Eric Rescorla
2008-Nov-10 14:54 UTC
[R] coxph diagnostics plot for shape of hazard function?
Hi, I've been banging my head against the following problem for a while and thought the fine people on r-help might be able to help. I'm using the survival package. I'm studying the survival rate of a population with a preexisting linear-like event rate (there are theoretical reasons to believe it's linear, but of course it's subject to the usual sampling noise) Some of the population exhibit predictor X and some don't [I'm not trying to be cagey about the setting here, it's just complicated to explain and I'm trying to keep my message short.] When I plot the survival curves, there's a qualitatively significant difference and this is confirmed by survdiff. When I run cox.zph, however, it's pretty clear that the proportional hazards assumption isn't satisfied:> zph <- cox.zph(cox) > zphrho chisq p Initially.Vulnerable -0.0476 32.5 1.19e-08>Similarly, when I do plot(zph), B(t) is fairly non-constant. This isn't inherently a problem for me. I don't need a hard single number to characterize the shape of the excess risk. However, I'd like to be able to say something qualitative about the shape of the excess risk for the predictor. E.g., is it linear, monotonically increasing, monotonially decreasing, etc. Is it safe to use the coxph diagnostic plot for this purpose? I did try heuristically subtracting out the background and then fitting a spline using locfit as described in the MASS supplement, but this seemed a little more ad hoc than I was hoping for something more principled. Thanks in advance. -Ekr
Terry Therneau
2008-Nov-11 14:14 UTC
[R] coxph diagnostics plot for shape of hazard function?

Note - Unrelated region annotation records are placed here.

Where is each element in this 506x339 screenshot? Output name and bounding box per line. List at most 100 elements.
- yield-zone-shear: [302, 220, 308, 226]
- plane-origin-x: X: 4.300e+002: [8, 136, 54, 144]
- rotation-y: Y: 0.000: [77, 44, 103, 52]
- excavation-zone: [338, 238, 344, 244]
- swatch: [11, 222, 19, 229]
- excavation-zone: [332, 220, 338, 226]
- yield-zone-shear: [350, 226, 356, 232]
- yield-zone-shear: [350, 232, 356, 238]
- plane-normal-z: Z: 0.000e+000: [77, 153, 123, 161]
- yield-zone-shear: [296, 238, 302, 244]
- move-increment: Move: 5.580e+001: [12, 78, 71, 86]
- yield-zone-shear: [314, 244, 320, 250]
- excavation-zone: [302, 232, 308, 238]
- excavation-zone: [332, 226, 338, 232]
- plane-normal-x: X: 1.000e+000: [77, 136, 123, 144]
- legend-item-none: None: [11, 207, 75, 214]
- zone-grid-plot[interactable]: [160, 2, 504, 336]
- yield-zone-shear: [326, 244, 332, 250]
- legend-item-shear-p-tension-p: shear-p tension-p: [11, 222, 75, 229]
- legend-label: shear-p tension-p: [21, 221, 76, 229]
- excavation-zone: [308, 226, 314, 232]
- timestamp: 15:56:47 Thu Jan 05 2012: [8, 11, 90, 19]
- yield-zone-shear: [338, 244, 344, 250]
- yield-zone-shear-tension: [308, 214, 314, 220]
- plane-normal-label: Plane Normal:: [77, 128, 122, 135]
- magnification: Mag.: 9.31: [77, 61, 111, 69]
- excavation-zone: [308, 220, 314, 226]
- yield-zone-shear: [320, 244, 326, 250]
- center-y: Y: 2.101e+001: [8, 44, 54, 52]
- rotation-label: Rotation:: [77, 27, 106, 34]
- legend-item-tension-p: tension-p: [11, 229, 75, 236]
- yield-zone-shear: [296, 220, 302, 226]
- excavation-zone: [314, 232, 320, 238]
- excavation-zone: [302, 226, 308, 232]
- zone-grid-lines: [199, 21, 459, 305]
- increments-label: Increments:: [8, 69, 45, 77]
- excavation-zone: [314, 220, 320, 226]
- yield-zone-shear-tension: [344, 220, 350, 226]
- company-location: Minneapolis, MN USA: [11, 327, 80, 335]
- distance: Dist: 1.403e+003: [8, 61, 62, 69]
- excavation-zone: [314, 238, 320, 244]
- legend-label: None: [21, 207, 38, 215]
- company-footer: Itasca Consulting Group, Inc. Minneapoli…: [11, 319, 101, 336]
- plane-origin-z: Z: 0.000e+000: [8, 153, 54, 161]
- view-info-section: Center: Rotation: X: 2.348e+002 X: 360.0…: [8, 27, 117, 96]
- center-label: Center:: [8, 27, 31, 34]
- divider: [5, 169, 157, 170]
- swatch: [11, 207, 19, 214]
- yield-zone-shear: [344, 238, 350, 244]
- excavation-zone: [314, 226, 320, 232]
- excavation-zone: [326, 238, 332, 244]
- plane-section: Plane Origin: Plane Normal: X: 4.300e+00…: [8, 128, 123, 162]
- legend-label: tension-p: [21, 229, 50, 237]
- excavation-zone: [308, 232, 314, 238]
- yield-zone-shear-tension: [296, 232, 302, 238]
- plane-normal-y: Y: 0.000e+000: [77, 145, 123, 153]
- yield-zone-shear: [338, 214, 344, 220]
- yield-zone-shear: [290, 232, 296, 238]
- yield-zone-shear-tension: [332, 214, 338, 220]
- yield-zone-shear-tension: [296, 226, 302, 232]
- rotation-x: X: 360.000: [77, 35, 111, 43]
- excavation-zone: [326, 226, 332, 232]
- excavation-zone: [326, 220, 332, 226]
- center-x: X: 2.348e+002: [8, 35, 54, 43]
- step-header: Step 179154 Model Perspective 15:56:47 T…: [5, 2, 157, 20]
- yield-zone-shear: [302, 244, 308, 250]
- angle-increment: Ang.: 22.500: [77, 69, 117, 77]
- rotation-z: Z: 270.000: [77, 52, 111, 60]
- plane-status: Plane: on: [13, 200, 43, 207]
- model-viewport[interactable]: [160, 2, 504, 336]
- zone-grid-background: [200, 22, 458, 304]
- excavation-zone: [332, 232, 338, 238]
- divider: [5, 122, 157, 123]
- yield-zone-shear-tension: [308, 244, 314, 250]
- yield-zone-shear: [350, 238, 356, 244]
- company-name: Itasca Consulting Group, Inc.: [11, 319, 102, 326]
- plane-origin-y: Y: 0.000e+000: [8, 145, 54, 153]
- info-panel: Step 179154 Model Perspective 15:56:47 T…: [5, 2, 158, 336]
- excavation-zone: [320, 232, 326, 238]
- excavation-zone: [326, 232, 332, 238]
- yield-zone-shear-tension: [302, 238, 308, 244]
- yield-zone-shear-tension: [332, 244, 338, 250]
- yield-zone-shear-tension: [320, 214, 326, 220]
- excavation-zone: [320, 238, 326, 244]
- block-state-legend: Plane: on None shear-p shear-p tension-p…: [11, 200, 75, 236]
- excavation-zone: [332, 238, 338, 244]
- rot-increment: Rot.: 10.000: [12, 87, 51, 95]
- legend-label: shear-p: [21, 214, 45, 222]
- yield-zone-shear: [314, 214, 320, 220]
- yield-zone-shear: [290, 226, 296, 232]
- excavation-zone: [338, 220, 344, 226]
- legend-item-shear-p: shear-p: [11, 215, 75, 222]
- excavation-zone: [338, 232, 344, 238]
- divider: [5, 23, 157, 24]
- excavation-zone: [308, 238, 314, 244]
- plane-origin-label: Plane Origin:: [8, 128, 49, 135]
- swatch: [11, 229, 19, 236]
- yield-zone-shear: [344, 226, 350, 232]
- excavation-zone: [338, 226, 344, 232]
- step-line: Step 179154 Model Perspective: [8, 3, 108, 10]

> Similarly, when I do plot(zph), B(t) is fairly non-constant.> This isn't inherently a problem for me. I don't need a hard single number > to characterize the shape of the excess risk. However, I'd like to be > able to say > something qualitative about the shape of the excess risk for the predictor. > E.g., is it linear, monotonically increasing, monotonially decreasing, etc. > Is it safe to use the coxph diagnostic plot for this purpose?Basically - yes you can. There are a few caveats: 1. As a computational shortcut cox.zph assumes that var(X) is approximately constant over time, where X is the matrix of covariates. (Improving this has been on my to do list for some time). I have found this to be almost always true, but if you have a data set where e.g. everyone in treatment 1 is crossed over at 6 months, then you can get odd results for that covariate. I've run across 2-3 such data sets in 10+ years. 2. The spline curve on the plot is "for the eye". You can certainly use other smoothings, fit a line, etc. Often you can find a simpler fit. zpfit <- cox.zph(mycoxfit, transform='identity') plot(zpfit$x, zpfit$y[,1], xlab='Time') #look at variable 1 lines(lowess(zpfit$x, zpfit$y[,1]), col=2) abline( lm(zpfit$y[,1] ~zpfit$x), col=3) plot(zpfit$x, zpfit$y[,1], log='x') #same as transform=log etc. Sometimes the regression spline fit, the default for cox.zph, puts an extra "hook" on the end of the curve, somewhat like polynomials will. Terry T.